Why have the press ignored the different offers for compromise made by Gbagbo, including direct talks and the possibility he and Ouattara both withdraw?
What prevented the press from looking at the voter registration and the votes cast and make up their own minds? Why did the press not push for a recount in their editorials? The press has been an eager accomplice in the media blitz for public opinion based on false, partial and biased news.
Another lesson (and there are many) is the danger of unbridled, uncontrolled illegal immigration. The population of the Cote d’Ivoire has trebled over the past thirty years, an estimated 25% of the country’s people, mostly Muslims from Burkina Faso (as many as three million). These immigrants and their countries of origin (Mali, Burkina Faso, Nigeria) are a major source of man-power and support for the rebels and Ouattara. If the Burkinabe immigrants were forced to return to their country, Burkina would collapse. This is a major reason why Compoare wants to see Ouattara in power.
I have rarely seen an international conspiracy to railroad an independent ‘patriotic’ president so false heartedly pursued. Corrupt leaders and Imperial Masters may think they can get away with this injustice but I am sure the African people will get the final word.

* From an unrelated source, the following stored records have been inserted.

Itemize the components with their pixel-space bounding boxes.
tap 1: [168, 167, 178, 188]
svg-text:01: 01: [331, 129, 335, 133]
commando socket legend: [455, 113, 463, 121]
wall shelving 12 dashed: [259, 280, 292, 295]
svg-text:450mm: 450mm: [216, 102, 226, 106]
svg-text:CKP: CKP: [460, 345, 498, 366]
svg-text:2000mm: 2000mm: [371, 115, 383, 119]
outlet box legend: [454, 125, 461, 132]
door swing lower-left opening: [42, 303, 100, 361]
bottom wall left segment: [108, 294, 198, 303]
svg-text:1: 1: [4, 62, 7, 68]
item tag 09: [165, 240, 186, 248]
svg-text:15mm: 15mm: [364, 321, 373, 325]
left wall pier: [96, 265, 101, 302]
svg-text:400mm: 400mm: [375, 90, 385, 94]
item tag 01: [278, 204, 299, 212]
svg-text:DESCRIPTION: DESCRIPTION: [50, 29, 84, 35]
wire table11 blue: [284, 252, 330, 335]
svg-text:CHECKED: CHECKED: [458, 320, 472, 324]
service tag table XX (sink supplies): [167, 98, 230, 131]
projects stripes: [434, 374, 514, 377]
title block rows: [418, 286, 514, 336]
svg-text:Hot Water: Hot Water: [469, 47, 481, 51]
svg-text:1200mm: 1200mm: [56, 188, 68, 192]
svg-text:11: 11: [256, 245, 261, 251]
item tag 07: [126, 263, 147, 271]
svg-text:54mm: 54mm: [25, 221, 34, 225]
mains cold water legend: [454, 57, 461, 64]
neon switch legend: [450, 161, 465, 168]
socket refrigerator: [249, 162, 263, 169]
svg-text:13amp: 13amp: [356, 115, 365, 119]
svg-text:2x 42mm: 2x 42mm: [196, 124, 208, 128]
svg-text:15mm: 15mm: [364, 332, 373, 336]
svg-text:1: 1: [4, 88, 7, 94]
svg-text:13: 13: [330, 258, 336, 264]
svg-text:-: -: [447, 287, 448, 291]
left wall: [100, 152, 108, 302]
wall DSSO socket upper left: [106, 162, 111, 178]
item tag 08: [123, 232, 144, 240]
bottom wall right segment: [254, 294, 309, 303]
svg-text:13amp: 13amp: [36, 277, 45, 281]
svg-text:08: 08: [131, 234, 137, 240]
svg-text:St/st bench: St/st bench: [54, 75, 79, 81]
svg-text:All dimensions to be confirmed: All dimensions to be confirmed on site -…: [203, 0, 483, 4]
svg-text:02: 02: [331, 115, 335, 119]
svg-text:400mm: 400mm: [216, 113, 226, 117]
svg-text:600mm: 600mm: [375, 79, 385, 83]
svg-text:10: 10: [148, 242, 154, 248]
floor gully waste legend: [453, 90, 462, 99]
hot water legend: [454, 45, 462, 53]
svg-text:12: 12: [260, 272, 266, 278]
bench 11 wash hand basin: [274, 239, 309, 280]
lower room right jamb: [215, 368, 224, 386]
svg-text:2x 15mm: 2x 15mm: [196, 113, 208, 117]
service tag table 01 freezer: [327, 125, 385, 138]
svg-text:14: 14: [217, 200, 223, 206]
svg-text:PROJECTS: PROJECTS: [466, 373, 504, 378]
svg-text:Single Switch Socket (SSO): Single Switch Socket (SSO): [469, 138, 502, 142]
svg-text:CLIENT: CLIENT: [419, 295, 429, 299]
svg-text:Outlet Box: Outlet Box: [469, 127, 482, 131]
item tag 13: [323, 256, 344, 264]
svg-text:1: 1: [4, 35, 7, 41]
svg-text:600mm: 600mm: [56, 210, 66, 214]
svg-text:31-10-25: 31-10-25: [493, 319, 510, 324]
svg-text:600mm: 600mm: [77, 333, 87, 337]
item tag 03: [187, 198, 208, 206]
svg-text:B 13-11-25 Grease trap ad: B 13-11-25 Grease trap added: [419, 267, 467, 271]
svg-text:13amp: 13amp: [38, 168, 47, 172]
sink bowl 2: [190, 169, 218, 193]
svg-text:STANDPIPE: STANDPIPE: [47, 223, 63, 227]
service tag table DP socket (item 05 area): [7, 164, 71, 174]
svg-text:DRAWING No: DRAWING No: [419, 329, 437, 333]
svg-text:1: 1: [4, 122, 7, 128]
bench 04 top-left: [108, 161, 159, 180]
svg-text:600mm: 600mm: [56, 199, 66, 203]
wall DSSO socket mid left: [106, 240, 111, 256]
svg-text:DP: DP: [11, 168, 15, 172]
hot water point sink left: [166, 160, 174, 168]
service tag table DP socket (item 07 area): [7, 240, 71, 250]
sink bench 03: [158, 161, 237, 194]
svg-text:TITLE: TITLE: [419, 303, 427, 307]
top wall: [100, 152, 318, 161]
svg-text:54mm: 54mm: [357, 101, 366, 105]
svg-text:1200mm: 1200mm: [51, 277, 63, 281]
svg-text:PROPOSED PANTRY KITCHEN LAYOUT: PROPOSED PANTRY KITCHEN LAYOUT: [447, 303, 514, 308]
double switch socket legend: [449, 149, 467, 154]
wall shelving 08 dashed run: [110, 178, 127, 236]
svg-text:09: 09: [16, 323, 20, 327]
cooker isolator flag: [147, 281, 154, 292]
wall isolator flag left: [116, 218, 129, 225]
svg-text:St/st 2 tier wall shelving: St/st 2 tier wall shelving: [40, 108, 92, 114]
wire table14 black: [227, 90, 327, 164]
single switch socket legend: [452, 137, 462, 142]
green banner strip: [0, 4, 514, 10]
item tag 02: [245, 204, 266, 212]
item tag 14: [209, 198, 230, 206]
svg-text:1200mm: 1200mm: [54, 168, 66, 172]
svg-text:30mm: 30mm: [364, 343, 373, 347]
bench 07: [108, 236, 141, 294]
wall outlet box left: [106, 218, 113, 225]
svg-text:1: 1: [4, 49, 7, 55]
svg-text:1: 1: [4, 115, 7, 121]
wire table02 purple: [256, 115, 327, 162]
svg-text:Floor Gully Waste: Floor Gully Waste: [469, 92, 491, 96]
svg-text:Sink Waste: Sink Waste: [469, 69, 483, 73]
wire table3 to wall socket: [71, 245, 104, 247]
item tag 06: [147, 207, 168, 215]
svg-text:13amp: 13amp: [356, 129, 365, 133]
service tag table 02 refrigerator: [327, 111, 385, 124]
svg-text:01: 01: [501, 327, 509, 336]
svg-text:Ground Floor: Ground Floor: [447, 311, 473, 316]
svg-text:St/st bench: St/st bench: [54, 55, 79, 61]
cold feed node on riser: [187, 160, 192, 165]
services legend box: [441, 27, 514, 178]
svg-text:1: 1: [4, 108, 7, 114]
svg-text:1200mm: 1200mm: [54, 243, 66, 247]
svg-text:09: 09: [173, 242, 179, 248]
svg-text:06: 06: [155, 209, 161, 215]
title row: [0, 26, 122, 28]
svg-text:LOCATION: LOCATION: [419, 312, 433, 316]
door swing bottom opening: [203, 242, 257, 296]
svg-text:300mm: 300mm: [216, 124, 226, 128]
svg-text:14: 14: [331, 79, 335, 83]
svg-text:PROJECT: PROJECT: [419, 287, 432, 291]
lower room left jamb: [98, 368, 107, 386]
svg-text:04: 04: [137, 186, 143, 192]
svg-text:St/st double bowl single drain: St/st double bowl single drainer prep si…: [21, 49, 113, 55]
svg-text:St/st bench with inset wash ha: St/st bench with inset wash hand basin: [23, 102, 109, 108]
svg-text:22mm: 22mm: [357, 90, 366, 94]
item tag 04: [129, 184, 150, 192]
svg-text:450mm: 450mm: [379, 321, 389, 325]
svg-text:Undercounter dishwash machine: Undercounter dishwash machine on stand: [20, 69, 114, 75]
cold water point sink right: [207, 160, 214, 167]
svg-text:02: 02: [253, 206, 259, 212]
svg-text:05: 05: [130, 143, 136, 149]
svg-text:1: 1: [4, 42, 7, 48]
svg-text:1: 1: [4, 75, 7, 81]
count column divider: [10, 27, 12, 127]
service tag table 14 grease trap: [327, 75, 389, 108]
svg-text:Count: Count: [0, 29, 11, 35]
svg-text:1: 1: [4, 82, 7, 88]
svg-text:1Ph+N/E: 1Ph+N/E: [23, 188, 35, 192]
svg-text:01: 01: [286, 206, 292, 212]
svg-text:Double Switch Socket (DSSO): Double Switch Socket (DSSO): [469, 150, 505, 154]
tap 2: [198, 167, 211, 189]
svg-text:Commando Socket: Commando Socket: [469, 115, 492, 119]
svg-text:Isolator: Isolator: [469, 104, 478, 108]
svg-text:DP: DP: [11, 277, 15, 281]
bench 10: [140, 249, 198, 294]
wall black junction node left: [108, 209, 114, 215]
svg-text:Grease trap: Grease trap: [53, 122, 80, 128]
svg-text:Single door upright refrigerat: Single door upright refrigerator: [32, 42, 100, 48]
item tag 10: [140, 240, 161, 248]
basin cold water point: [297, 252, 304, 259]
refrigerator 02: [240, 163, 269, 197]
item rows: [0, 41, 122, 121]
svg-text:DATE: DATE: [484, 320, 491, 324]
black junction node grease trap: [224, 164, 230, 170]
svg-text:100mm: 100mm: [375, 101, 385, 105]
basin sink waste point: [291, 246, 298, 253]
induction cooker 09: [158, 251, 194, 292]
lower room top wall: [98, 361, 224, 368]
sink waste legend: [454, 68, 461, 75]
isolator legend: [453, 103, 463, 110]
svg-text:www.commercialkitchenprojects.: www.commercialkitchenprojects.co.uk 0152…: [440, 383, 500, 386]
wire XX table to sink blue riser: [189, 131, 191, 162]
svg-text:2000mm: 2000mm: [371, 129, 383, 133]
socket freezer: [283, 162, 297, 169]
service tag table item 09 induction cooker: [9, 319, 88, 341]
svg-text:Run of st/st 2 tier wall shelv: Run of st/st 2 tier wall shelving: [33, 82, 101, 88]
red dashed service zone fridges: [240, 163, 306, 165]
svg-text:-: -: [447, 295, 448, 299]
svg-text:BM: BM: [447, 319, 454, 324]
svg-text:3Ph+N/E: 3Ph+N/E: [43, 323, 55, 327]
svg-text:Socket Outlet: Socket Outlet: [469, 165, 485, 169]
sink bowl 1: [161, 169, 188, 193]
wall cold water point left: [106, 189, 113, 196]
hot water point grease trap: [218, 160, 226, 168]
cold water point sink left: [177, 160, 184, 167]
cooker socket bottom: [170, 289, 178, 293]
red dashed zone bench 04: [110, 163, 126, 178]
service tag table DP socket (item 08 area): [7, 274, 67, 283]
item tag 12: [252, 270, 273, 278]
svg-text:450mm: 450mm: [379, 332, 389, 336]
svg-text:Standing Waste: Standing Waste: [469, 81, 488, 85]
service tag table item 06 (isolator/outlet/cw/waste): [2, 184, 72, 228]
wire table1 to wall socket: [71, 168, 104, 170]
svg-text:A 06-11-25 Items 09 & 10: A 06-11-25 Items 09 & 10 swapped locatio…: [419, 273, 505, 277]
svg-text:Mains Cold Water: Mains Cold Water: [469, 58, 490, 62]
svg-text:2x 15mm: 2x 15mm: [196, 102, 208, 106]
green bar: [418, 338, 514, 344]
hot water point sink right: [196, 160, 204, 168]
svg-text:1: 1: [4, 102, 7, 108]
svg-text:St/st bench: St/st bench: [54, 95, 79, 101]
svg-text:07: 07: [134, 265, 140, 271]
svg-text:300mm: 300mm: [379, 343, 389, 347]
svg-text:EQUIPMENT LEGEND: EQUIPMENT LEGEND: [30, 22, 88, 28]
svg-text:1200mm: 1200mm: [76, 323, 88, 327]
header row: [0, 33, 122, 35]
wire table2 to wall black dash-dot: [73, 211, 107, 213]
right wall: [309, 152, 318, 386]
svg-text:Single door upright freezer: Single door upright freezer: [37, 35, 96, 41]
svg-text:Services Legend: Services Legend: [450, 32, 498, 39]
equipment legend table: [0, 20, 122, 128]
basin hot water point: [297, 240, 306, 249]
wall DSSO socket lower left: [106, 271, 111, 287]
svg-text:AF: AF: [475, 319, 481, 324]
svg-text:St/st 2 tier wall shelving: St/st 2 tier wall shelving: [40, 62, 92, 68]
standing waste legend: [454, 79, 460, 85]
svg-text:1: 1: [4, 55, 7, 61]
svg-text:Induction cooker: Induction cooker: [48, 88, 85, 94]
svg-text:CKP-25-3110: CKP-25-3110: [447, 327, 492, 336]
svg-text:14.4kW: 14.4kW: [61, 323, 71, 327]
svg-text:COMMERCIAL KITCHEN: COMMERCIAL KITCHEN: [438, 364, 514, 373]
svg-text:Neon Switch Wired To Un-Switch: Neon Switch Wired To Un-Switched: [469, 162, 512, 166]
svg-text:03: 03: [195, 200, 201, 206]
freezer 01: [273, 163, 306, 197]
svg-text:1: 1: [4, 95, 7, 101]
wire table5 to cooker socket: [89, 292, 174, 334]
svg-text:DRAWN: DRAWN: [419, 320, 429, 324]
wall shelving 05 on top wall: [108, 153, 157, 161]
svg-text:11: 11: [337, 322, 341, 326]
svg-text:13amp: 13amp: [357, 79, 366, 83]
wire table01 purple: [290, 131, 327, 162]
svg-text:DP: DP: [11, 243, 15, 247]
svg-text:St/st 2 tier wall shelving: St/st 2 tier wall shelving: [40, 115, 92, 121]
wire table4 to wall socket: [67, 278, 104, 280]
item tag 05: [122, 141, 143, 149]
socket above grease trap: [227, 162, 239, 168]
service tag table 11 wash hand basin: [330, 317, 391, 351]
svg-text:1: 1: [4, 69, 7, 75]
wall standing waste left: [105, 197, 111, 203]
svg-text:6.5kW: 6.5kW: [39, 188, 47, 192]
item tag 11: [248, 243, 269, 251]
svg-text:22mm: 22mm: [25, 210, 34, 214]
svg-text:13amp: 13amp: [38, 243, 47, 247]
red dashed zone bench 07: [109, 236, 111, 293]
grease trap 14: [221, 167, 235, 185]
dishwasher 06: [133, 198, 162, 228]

2. For a good audio analysis of what happened (in French) see Gri-Gri Internaitonal: http://www.google.fr/search?q=+gri+gri+internaitonal+cote+d’ivoire&sourceid=ie7&rls=com.microsoft:en-US&ie=utf8&oe=utf8&redir_esc=&ei=BZqdTY-hBsqAhQeFmpC7BA
3. The Haitians foiled a similar electoral-coup attempt in November to sideline the singer ‘Micky’ Martelly. The UN backed electoral commission said he had finished third and was out of the running. Under pressure from voters in the streets, the UN and the Commission re-examined the results. The recount put Martelly in the second round and he won with 68% of the vote. No civil war. No military intervention. The Imperial masters (US and France) just did not get their way.